Io faccio cubi, cioè insomma, per vivere costruisco cubi; è nata come una passione e ora questa passione è diventata un lavoro.
In geometria il cubo, o esaedro regolare, è uno dei cinque solidi platonici: presenta sei facce quadrate, otto vertici e dodici spigoli. Per me è tutto il mio mondo.
C’è anche chi fa parallelepipedi, piramidi o coni, ma io sono specializzato in cubi. L’azienda per cui lavoro è all’avanguardia nella creazione dei cubi.

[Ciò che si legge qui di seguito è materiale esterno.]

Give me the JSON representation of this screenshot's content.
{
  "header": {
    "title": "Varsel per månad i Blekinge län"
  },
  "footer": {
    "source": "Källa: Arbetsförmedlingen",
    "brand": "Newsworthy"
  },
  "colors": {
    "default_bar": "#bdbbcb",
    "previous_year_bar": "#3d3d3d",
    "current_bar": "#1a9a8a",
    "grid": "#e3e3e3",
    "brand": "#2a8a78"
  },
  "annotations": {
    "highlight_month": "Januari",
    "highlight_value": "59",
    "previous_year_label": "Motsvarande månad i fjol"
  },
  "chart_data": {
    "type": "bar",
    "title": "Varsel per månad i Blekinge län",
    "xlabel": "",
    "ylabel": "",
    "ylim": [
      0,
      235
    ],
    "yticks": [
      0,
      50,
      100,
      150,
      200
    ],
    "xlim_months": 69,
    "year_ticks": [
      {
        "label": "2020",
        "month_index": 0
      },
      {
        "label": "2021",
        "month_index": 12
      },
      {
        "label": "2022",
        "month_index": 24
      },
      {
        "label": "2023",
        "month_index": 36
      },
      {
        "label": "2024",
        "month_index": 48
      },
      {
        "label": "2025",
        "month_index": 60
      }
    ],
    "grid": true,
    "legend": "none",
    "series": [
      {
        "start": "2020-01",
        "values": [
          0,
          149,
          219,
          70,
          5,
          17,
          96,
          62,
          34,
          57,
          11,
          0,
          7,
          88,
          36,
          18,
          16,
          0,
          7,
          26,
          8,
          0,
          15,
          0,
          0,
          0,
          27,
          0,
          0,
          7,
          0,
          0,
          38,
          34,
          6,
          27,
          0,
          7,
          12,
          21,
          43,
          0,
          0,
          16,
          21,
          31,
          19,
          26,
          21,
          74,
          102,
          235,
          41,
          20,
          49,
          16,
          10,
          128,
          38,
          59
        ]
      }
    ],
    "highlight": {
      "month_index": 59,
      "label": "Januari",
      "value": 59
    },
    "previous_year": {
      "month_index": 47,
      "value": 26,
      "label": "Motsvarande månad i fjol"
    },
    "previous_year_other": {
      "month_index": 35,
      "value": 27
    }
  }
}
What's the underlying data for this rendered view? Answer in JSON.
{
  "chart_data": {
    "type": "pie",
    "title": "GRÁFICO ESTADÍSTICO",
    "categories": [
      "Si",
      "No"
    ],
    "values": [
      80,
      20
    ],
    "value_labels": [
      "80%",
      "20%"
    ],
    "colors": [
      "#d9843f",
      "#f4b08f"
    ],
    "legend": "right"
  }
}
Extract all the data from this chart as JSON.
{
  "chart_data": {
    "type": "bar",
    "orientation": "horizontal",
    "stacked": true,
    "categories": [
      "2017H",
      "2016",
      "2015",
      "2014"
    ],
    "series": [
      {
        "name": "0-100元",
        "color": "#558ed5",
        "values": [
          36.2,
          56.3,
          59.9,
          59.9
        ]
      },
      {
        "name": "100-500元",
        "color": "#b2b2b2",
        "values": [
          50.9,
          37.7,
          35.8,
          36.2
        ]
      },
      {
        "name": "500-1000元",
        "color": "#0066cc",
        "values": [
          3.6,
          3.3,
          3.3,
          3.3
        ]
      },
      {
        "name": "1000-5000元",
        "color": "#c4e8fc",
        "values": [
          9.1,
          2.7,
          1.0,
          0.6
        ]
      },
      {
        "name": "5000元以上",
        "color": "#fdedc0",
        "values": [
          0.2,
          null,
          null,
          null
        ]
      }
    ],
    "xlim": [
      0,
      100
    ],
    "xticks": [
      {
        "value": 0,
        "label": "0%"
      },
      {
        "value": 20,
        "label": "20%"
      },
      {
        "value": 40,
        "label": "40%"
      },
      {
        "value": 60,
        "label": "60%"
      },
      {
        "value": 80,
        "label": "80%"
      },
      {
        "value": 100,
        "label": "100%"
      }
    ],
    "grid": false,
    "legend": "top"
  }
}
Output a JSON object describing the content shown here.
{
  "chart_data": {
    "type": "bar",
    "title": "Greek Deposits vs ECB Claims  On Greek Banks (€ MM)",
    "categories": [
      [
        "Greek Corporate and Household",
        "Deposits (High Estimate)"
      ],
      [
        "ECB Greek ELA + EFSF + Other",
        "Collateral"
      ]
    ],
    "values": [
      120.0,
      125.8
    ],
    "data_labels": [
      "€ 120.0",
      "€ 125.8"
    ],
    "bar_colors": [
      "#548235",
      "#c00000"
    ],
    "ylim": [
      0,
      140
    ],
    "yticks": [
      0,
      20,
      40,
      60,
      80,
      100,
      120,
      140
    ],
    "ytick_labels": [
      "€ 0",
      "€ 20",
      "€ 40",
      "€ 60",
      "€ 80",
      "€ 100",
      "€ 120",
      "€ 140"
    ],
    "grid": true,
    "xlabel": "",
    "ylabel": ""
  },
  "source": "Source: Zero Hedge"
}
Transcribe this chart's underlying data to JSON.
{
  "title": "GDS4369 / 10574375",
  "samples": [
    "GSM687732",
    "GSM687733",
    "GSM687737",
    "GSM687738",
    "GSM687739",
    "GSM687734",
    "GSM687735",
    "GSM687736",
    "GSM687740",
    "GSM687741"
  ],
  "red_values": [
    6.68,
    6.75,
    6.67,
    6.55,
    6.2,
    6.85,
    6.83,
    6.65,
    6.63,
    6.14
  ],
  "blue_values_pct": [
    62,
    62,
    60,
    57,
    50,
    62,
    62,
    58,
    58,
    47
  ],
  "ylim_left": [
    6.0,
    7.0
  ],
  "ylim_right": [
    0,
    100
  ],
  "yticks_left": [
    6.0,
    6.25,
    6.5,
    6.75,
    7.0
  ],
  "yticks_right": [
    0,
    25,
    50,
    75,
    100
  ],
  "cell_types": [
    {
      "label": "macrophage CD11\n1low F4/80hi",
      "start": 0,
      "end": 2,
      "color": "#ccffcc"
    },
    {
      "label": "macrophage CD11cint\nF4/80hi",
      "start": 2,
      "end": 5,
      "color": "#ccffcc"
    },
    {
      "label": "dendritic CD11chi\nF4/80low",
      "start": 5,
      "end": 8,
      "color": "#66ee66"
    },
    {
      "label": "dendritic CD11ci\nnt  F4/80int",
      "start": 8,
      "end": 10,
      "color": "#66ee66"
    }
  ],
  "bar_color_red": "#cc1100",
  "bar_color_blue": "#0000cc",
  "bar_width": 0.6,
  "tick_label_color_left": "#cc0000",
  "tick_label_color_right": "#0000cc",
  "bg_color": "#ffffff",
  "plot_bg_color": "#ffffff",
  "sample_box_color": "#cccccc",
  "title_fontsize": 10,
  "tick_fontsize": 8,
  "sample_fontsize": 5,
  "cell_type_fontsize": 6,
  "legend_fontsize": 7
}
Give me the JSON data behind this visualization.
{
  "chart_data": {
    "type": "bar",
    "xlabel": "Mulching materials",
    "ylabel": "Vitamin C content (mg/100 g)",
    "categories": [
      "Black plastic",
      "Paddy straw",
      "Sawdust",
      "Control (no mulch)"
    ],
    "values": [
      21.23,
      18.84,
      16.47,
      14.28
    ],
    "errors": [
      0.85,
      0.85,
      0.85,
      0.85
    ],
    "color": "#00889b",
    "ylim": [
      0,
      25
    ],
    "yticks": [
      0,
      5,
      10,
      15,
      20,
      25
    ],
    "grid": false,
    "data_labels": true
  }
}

Fare un cubo partendo da zero non è molto difficile: si devono, per prima cosa, decidere quali sono i parametri primari e quali i secondari. Le dimensioni e il materiale possono considerarsi primari, mentre colore, lucentezza, opacità, smussatura degli angoli possono considerarsi parametri secondari.
Nella speranza che il controllore di cubi non decida di cambiare parametri, anche l’approccio al lavoro non è difficilissimo.
L’ideale sarebbe partire dai parametri primari, ma a me piace, molte volte, partire dai secondari: scegliere la smussatura degli angoli, assaporare le varie sfumature di colore. Però, oltre a essere secondari, molte volte sono inutili.
Per prima cosa si prende un pezzo del materiale scelto e si inizia a scalpellare e martellare per arrivare a un prodotto quasi finito, detto anche proto-cubo. Da qui in poi si procede di fino: una limatina, un po’ di carta vetro, e si raggiungono quelle che dovrebbero essere le dimensioni richieste. Non sempre — praticamente mai — si riesce ad arrivare alle dimensioni esatte.
Nell’ipotetico caso in cui, dato un materiale con le relative dimensioni, si riesca ad arrivare a un buon risultato finale, lo si sottopone al controllore di cubi, che a sua volta lo sottopone al committente. Nel caso in cui il committente accetti il prodotto, si può passare ai parametri secondari; purtroppo la sequenza appena descritta non si verifica mai.
Il cubo è sempre troppo grosso o troppo piccolo o del materiale sbagliato. Il materiale, anche se esatto, è sempre troppo: il legno è sempre troppo legno, la plastica è sempre troppo plastica.
Le dimensioni poi, anche se controllate al micron, sembrano non piacere mai: troppo poco euclidee o non euclidee.
«E poi perché tutti questi lati uguali? Siamo nel ventunesimo secolo, dovremmo distaccarci dall’idea di avere un cubo con tutti i lati uguali: perché non fare un cubo con facce a tre lati? E poi magari io volevo un cono e non un cubo, sapete, la nostra azienda deve essere all’avanguardia sulla questione cubi».
Detto questo, passo a seguire le ultime istruzioni date dal committente al controllore di cubi, che in questo caso si adatta anche a diventare un controllore di coni; a sua volta, il controllore di cubi/coni si appresta a fornirmi le istruzioni per fare una piramide a base quadrata.
Quando il controllore di cubi si accorgerà di aver ricevuto istruzioni per trasformare un cubo in un cono e di avermi dato istruzioni per trasformarlo in una piramide a base quadrata, imparerà una lezione molto importante: anche una piramide, con la giusta luce e la giusta angolazione di visualizzazione, può sembrare un cono.
(Vabbè, per questo lavoro aggiungerò molte voci al mio CV: esperto di coni, esperto di piramidi e, ovviamente, esperto di cubi.)